There is Grateful Dead drummer Mickey Hart’s statement that “things only get magical at the Edge.”

There is music at its best, emotional seduction from Beethoven to Guthrie to Mingus.

There s the T-shirt for my favorite, at the moment, fictional band, Strangers in a Strange Band. The colorful, dancing letters on the black T-shirt tell us, simply, “World Detour.”

There was Tony Hillerman, who I exchanged emails with and who died in October, who wrote wonderful novels about the clash of civilizations in Navajo Arizona, and who once wrote, “Those places that stir me are empty and lonely. They invoke a sense of both space and strangeness, and all have about them a sort of fierce inhospitality.”

There is my Depression-era, farm-raised father, who gave me a $10 bill with the comment that it was the last part of a $20 bill he’d kept in his wallet for nearly a year.

There is Grover Norquist, president of Americans for Tax Reform, who told us that Democrats must accept the finality of their powerlessness.

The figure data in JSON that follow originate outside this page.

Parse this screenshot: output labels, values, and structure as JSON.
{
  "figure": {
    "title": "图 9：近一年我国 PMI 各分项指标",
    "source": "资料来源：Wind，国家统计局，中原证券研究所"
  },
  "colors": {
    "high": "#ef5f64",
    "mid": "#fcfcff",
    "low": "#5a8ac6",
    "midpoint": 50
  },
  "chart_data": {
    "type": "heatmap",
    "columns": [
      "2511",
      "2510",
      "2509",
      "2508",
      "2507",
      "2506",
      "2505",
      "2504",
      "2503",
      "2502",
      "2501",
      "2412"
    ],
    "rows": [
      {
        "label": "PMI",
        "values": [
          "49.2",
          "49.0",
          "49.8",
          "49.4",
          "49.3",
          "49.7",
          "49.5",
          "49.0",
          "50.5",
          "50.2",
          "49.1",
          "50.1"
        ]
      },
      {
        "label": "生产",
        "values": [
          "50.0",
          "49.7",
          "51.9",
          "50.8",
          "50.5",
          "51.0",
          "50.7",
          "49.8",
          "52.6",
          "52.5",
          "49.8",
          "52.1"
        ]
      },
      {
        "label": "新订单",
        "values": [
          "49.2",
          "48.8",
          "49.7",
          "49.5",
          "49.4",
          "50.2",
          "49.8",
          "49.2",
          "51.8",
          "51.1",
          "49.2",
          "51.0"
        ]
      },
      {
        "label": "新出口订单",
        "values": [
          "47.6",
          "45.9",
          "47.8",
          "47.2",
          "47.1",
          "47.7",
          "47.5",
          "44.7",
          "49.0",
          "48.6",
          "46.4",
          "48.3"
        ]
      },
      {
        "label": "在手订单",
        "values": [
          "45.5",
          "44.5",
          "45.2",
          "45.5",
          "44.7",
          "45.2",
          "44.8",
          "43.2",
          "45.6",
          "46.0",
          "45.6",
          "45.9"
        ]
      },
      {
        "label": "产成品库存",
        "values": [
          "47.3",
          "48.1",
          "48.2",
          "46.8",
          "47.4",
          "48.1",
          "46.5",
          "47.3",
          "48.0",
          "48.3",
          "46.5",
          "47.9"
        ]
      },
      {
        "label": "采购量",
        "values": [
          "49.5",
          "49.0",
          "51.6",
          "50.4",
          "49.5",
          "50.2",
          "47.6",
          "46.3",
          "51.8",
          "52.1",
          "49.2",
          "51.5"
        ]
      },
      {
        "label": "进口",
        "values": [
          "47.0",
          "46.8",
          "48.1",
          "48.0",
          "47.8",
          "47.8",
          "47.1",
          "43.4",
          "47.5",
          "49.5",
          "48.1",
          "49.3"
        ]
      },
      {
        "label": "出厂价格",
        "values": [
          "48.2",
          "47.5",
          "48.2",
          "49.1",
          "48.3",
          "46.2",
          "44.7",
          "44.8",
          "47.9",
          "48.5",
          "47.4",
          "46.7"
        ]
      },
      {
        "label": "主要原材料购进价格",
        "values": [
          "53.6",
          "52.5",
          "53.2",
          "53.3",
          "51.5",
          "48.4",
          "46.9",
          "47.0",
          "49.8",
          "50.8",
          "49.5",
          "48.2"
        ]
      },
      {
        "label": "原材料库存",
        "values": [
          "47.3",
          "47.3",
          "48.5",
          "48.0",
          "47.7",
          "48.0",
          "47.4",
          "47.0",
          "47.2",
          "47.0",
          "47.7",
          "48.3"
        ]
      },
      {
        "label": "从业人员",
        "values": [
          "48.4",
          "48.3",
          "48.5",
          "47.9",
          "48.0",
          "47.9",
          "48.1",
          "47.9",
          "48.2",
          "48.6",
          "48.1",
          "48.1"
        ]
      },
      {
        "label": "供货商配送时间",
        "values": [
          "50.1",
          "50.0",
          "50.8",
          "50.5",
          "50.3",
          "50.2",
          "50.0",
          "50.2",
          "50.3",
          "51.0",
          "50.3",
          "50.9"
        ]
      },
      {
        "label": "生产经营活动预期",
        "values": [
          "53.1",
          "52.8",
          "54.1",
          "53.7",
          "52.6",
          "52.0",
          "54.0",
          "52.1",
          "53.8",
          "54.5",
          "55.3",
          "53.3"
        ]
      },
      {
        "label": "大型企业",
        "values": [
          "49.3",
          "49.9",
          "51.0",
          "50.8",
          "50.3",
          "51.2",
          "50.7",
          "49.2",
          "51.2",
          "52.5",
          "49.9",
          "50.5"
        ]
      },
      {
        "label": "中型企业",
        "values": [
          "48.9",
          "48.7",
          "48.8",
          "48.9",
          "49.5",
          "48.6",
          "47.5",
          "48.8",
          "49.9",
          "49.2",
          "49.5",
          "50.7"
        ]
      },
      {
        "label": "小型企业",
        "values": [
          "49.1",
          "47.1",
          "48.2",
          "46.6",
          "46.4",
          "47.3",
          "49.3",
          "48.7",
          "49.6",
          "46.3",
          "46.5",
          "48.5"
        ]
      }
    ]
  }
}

There is the Ellen Goodman comment: “In all the talk of clashing civilizations, do we understand that the basic clash is between fanaticism and tolerance, the closed fist and open hands? This line cuts through the heart of virtually every religion – Buddhism, Christianity, Hinduism, Islam, and Judaism.”

I can’t help thinking that we all owe it to ourselves to hear, if not make, meaningful music; to look at, if not make, meaningful visual arts; to read, if not write, meaningful words, to explore and share ourselves.

There is art criticism which focuses primarily on technique rather than on the art’s emotional or intellectual impact. Technique is a means, not an end.

All of these (and so much more) are parts of America. Another is the world of Wal-Mart, Cici’s pizza, and reality TV; still another is Goodwill, pawnshops, and tiny homes on wheels when there is a home at all.

Last year, I saw a church sign exhorting that the sheep shouldn’t stray far from the flock. Last year in the Mensa magazine, I read a letter from a man named Ric Brown who challenged conformity, saying it takes “a measure of intellectual arrogance to claim to have an original thought.” If any one of us were to have a truly original thought, would anyone else understand it? When the whole world goes mad, it considers the individual insane. What am I bid for this human soul that I stole, that I may be free of it?

Conscientious young Calder woman, I do not apologize for giving you more to think about than any supposed answers or self-assuring comfort that I might give you about this election.